Treatment of crusted scabies can be very challenging because of various factors


including the host's compromised immunity, the widespread nature of the eruption,
the high mite burden, and the limited penetration of the topical agents into the
hyperkeratotic lesions. Thus, the treatment of crusted scabies doesn't only include
scabicidals, but also keratolytic agents to remove the thick crusts, which are a nidus
for the mite. Removal of these crusts can be performed by employing a keratolytic
agent such as 5-10 percent salicylic acid in petrolatumor 40 percent urea; soaking
in a hot bath may also help. This may reduce the mite load and also enhances the
efficacy of topical scabicidals [3]. Various topical agents and oral drugs used in the
treatment of classical scabies are also used in treating crusted scabies [4] including
topical sulfur compounds, benzyl benzoate, crotamiton, lindane, malathion,
permethrin, and ivermectin [5].

Oral ivermectin has been proven to be very effective and is now considered as the
treatment of choice for crusted scabies [4] and other resistant cases, but it is not
available in Syria. Hence, we treat these patients with a daily dose of 800 mg of
albendazole with fatty meals for 3 consecutive days and an application of 5 percent
salicylic acid in crotamiton twice daily for 1 week.

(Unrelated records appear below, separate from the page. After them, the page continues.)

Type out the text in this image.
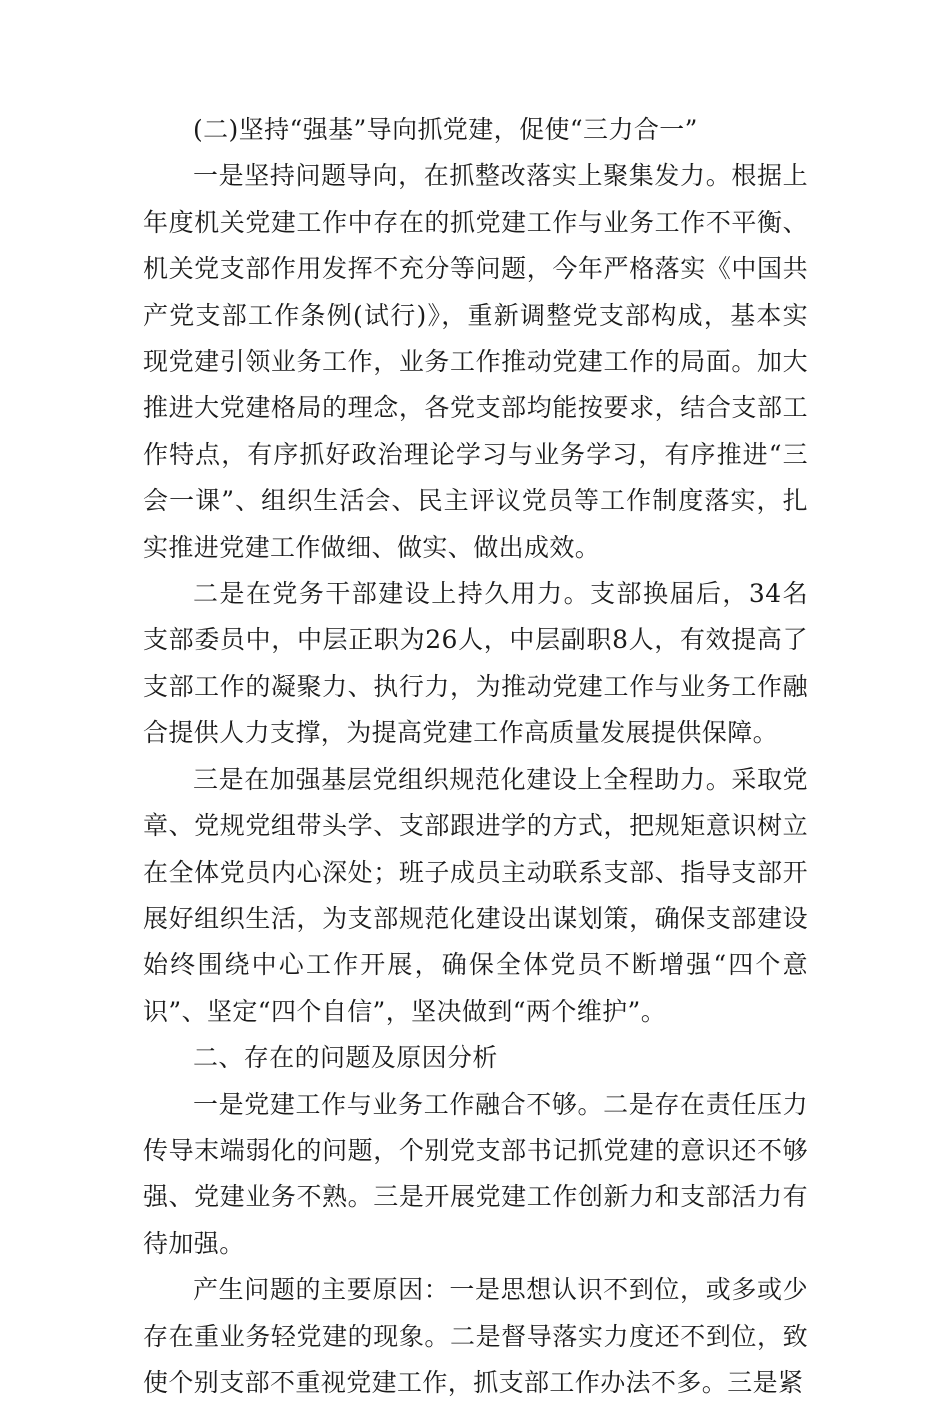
(二)坚持“强基”导向抓党建，促使“三力合一”

一是坚持问题导向，在抓整改落实上聚集发力。根据上年度机关党建工作中存在的抓党建工作与业务工作不平衡、机关党支部作用发挥不充分等问题，今年严格落实《中国共产党支部工作条例(试行)》，重新调整党支部构成，基本实现党建引领业务工作，业务工作推动党建工作的局面。加大推进大党建格局的理念，各党支部均能按要求，结合支部工作特点，有序抓好政治理论学习与业务学习，有序推进“三会一课”、组织生活会、民主评议党员等工作制度落实，扎实推进党建工作做细、做实、做出成效。

二是在党务干部建设上持久用力。支部换届后，34名支部委员中，中层正职为26人，中层副职8人，有效提高了支部工作的凝聚力、执行力，为推动党建工作与业务工作融合提供人力支撑，为提高党建工作高质量发展提供保障。

三是在加强基层党组织规范化建设上全程助力。采取党章、党规党组带头学、支部跟进学的方式，把规矩意识树立在全体党员内心深处；班子成员主动联系支部、指导支部开展好组织生活，为支部规范化建设出谋划策，确保支部建设始终围绕中心工作开展，确保全体党员不断增强“四个意识”、坚定“四个自信”，坚决做到“两个维护”。

二、存在的问题及原因分析

一是党建工作与业务工作融合不够。二是存在责任压力传导末端弱化的问题，个别党支部书记抓党建的意识还不够强、党建业务不熟。三是开展党建工作创新力和支部活力有待加强。

产生问题的主要原因：一是思想认识不到位，或多或少存在重业务轻党建的现象。二是督导落实力度还不到位，致使个别支部不重视党建工作，抓支部工作办法不多。三是紧
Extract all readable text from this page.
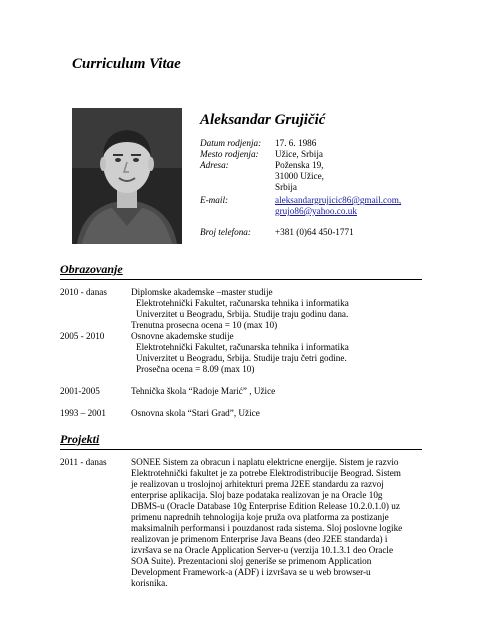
Curriculum Vitae
Aleksandar Grujičić
Datum rodjenja: 17. 6. 1986
Mesto rodjenja: Užice, Srbija
Adresa:	Poženska 19,
31000 Užice,
Srbija
E-mail:	aleksandargrujicic86@gmail.com,
grujo86@yahoo.co.uk
Broj telefona:	+381 (0)64 450-1771
Obrazovanje
2010 - danas	Diplomske akademske –master studije
Elektrotehnički Fakultet, računarska tehnika i informatika
Univerzitet u Beogradu, Srbija. Studije traju godinu dana.
Trenutna prosecna ocena = 10 (max 10)
2005 - 2010	Osnovne akademske studije
Elektrotehnički Fakultet, računarska tehnika i informatika
Univerzitet u Beogradu, Srbija. Studije traju četri godine.
Prosečna ocena = 8.09 (max 10)
2001-2005	Tehnička škola “Radoje Marić” , Užice
1993 – 2001	Osnovna skola “Stari Grad”, Užice
Projekti
2011 - danas	SONEE Sistem za obracun i naplatu elektricne energije. Sistem je razvio
Elektrotehnički fakultet je za potrebe Elektrodistribucije Beograd. Sistem
je realizovan u troslojnoj arhitekturi prema J2EE standardu za razvoj
enterprise aplikacija. Sloj baze podataka realizovan je na Oracle 10g
DBMS-u (Oracle Database 10g Enterprise Edition Release 10.2.0.1.0) uz
primenu naprednih tehnologija koje pruža ova platforma za postizanje
maksimalnih performansi i pouzdanost rada sistema. Sloj poslovne logike
realizovan je primenom Enterprise Java Beans (deo J2EE standarda) i
izvršava se na Oracle Application Server-u (verzija 10.1.3.1 deo Oracle
SOA Suite). Prezentacioni sloj generiše se primenom Application
Development Framework-a (ADF) i izvršava se u web browser-u
korisnika.
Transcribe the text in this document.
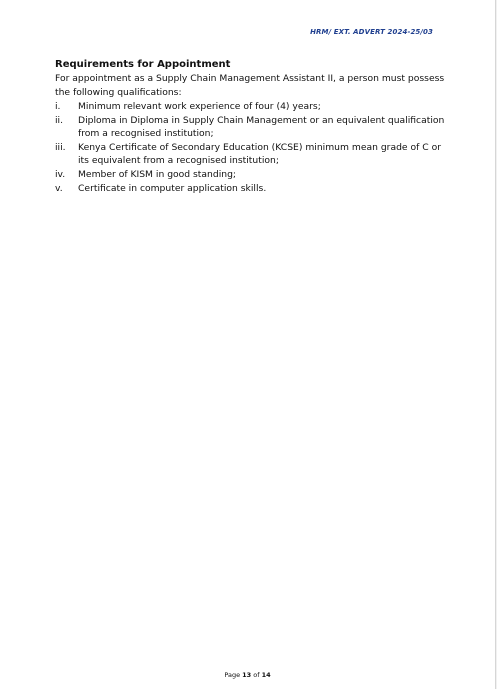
HRM/ EXT. ADVERT 2024-25/03
Requirements for Appointment
For appointment as a Supply Chain Management Assistant II, a person must possess the following qualifications:
i.	Minimum relevant work experience of four (4) years;
ii.	Diploma in Diploma in Supply Chain Management or an equivalent qualification from a recognised institution;
iii.	Kenya Certificate of Secondary Education (KCSE) minimum mean grade of C or its equivalent from a recognised institution;
iv.	Member of KISM in good standing;
v.	Certificate in computer application skills.
Page 13 of 14
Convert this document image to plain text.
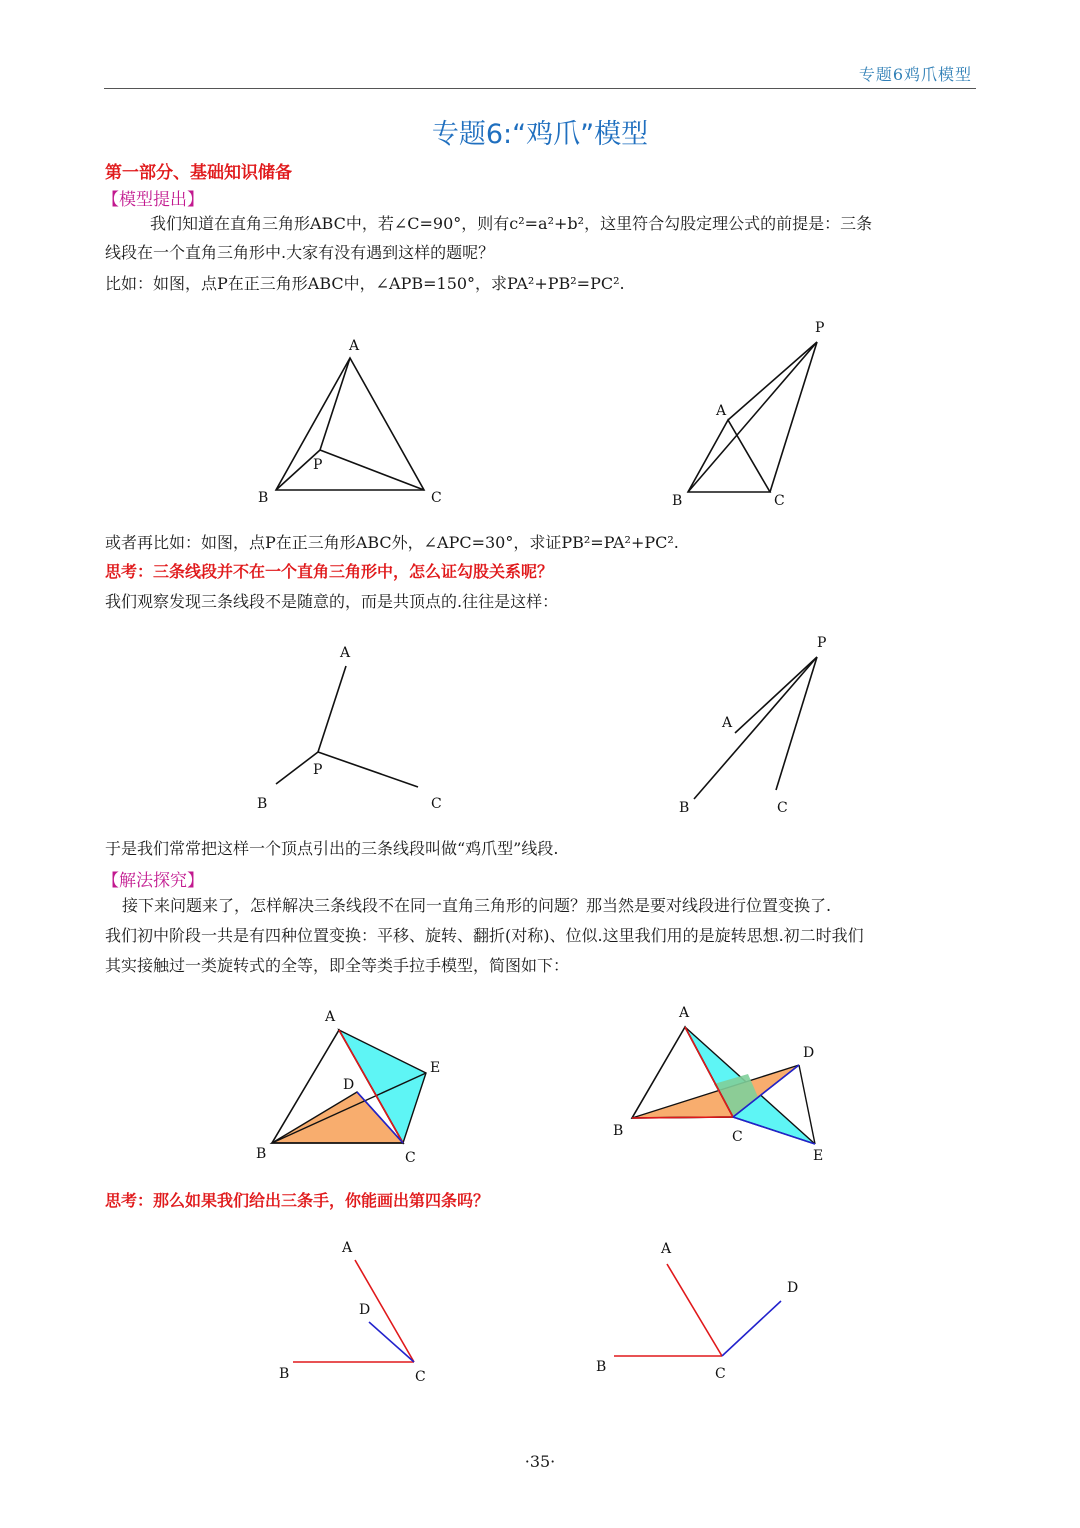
专题6鸡爪模型
专题6:“鸡爪”模型
第一部分、基础知识储备
【模型提出】
我们知道在直角三角形ABC中，若∠C=90°，则有c²=a²+b²，这里符合勾股定理公式的前提是：三条
线段在一个直角三角形中.大家有没有遇到这样的题呢？
比如：如图，点P在正三角形ABC中，∠APB=150°，求PA²+PB²=PC².
或者再比如：如图，点P在正三角形ABC外，∠APC=30°，求证PB²=PA²+PC².
思考：三条线段并不在一个直角三角形中，怎么证勾股关系呢？
我们观察发现三条线段不是随意的，而是共顶点的.往往是这样：
于是我们常常把这样一个顶点引出的三条线段叫做“鸡爪型”线段.
【解法探究】
接下来问题来了，怎样解决三条线段不在同一直角三角形的问题？那当然是要对线段进行位置变换了.
我们初中阶段一共是有四种位置变换：平移、旋转、翻折(对称)、位似.这里我们用的是旋转思想.初二时我们
其实接触过一类旋转式的全等，即全等类手拉手模型，简图如下：
思考：那么如果我们给出三条手，你能画出第四条吗？
·35·
A
B	C
P
P
A
B	C
A
P
B	C
P
A
B	C
A
E
D
B	C
A
D
B	C
E
A
D
B	C
A
D
B	C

Benzimidazoles (albendazole, fenbendazole, oxfenbendazole, mebendazole, and


thiabendazole) are broad-spectrum antiparasitic agents used against a wide range
of nematodes and cestodes. By binding to free B-tubulin, benzimidazoles inhibit the
polymerization of tubulin and microtubule-dependant glucose uptake, leading to
parasite death. These agents may additionally interfere with the synaptic
transmission of parasites through a probable cholinergic effect [6]. Effectiveness of
oral and topical thiabendazole against scabies has been pointed out in only a few
reports since the 1960s [6, 7]; thiabendazole and the newer agent albendazole have
been successfully used against pediculosis capitis [8, 9]. Drs. N. Ayoub, M. Merhy,
and R. Tomb treated 2 cases of scabies successfully with a daily dose of 1000 mg of
albendazole with fatty meals for 3 consecutive days and an application of a 5
percent salicylic acid ointment once daily for 1 week [10].

In conclusion, crusted scabies without involvement of palms, soles, and head is


unusual. Our patient was also without subungual crusting, but exhibited the usual
lack of pruritus. Crusted scabies can occur in apparently healthy persons. This
possibility should be kept in mind in order to prevent misdiagnosis of this
uncommon condition. Oral albendazol is safe and effective for treating scabies.